The visuals from Yadav’s residence were stark. Among those spotted were MPs Prasun Banerjee, Anup Chakraborty, Jagadish Chandra Barma Basunia, Asit Kumar Mal, Satabdi Roy, Kalipada Soren, and Sharmila Sarkar. The presence of Rajya Sabha MP Sukendu Sekhar Roy—who recently resigned from both his seat and the party—added weight to the gathering. Observers noted that the bloc is coalescing around Barasat MP Kakoli Ghosh Dastidar, a veteran leader recently stripped of her role as the party’s chief whip in the Lok Sabha.
The Calculus of Defection
This meeting was not an isolated incident but the latest in a rapid-fire series of shocks for the TMC. The rebellion appears to be moving with institutional precision; only last week, roughly 60 of the party’s 80 MLAs in the West Bengal Assembly staged an open revolt, electing Ritabrata Banerjee as their new Leader of Opposition. The coordination between these state-level legislators and the parliamentary contingent in Delhi suggests a structured push to form a separate bloc, one poised to extend support to the BJP-led National Democratic Alliance (NDA) government.
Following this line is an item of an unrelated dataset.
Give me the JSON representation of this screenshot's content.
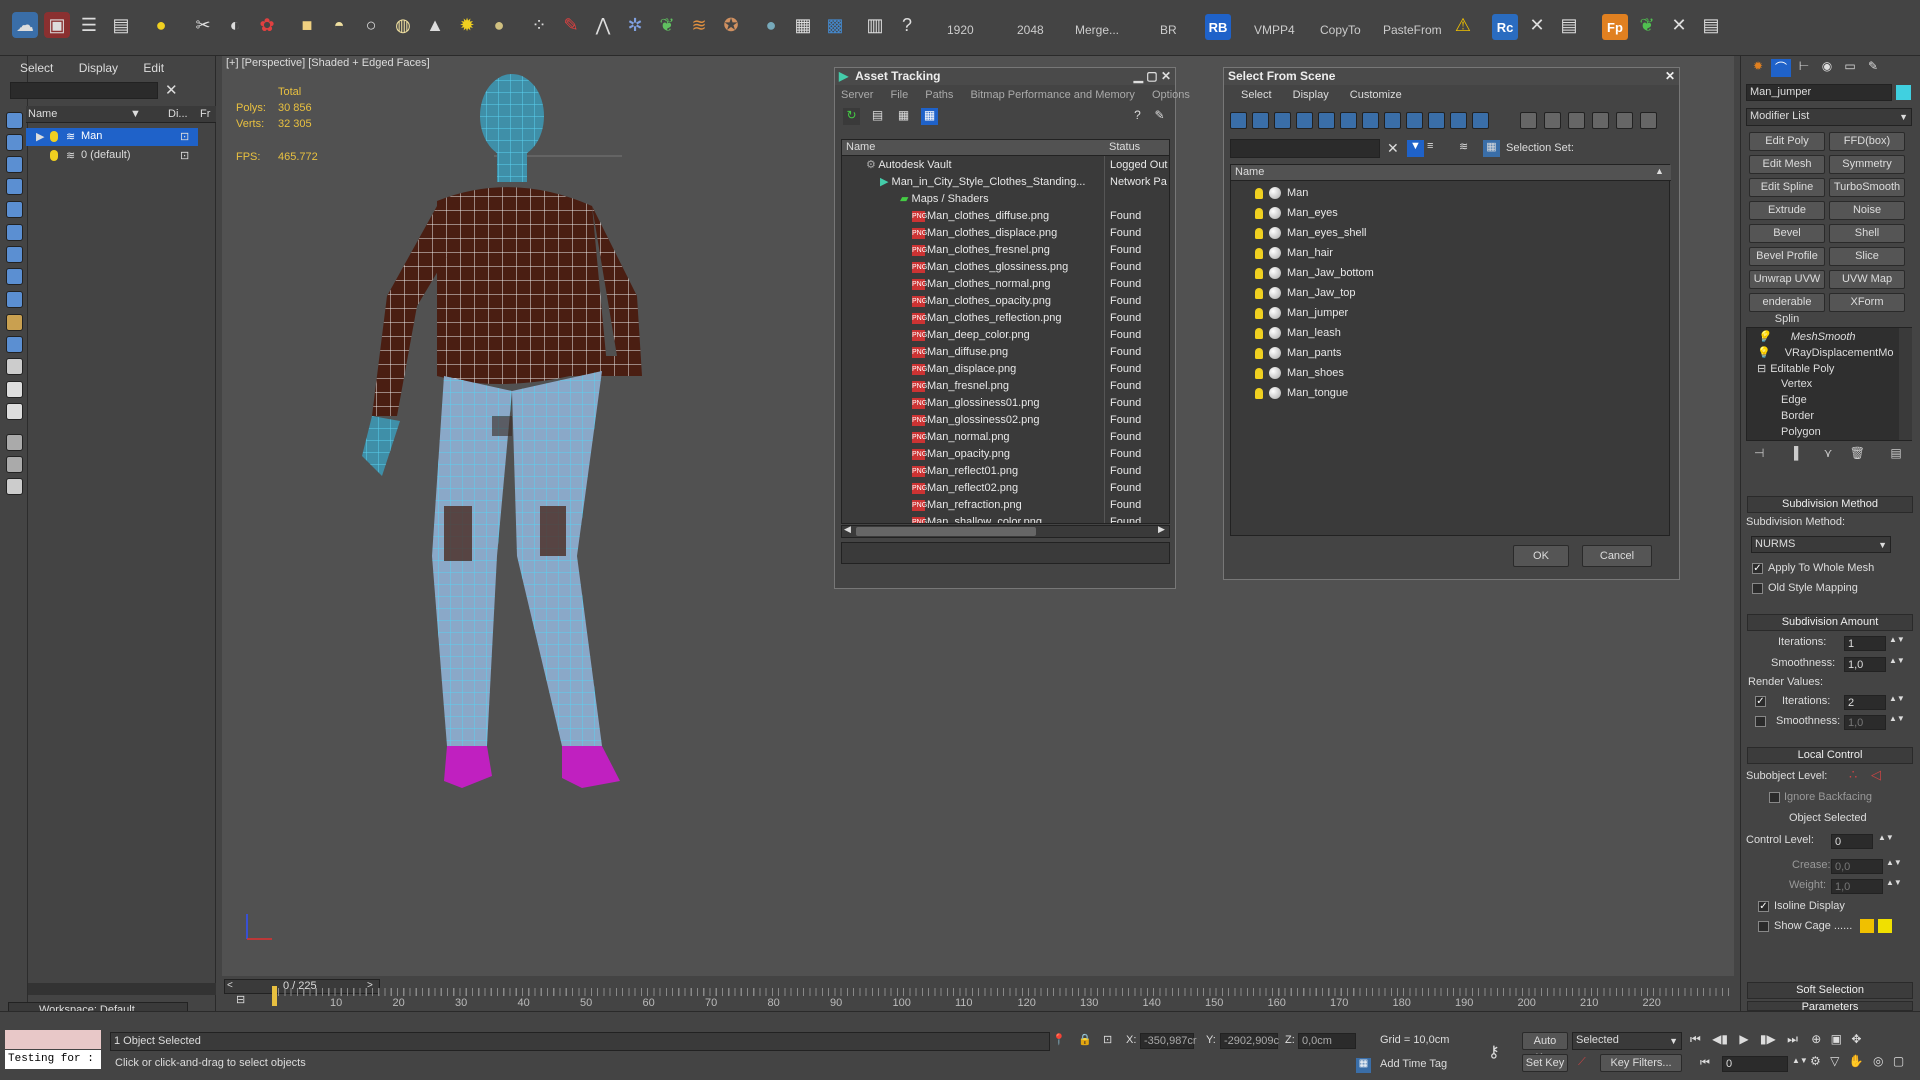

While the exact presence of Suvendu Adhirari at the Yadav residence remained unconfirmed by official channels, the air in Delhi was thick with speculation. The move leaves the Trinamool leadership facing a precarious reality: with 29 Lok Sabha seats in total, losing 20 members to a pro-NDA tilt would not just be a numerical defeat—it would be an existential crisis for the Mamata Banerjee-led party.
The Bigger Picture: Why It Matters
The implications of this shift extend far beyond a change in party loyalties. If this factionalism solidifies, it signals the end of the TMC’s monolithic hold on West Bengal politics, potentially ending the era of a single dominant regional force. For the BJP, successfully absorbing or aligning with this dissident bloc would dismantle its primary opposition in the state without waiting for the next electoral cycle.
However, political transitions of this magnitude are rarely clean. As veteran figures like Firhad Hakim scramble to manage the fallout—evidenced by his meeting with the rebel leader Ritabrata Banerjee at the Assembly—the coming days will reveal whether this is a permanent fracture or a desperate attempt by the TMC leadership to negotiate a ceasefire. For now, the center of gravity in Bengal politics has clearly shifted from the corridors of Nabanna to the meeting rooms of Delhi.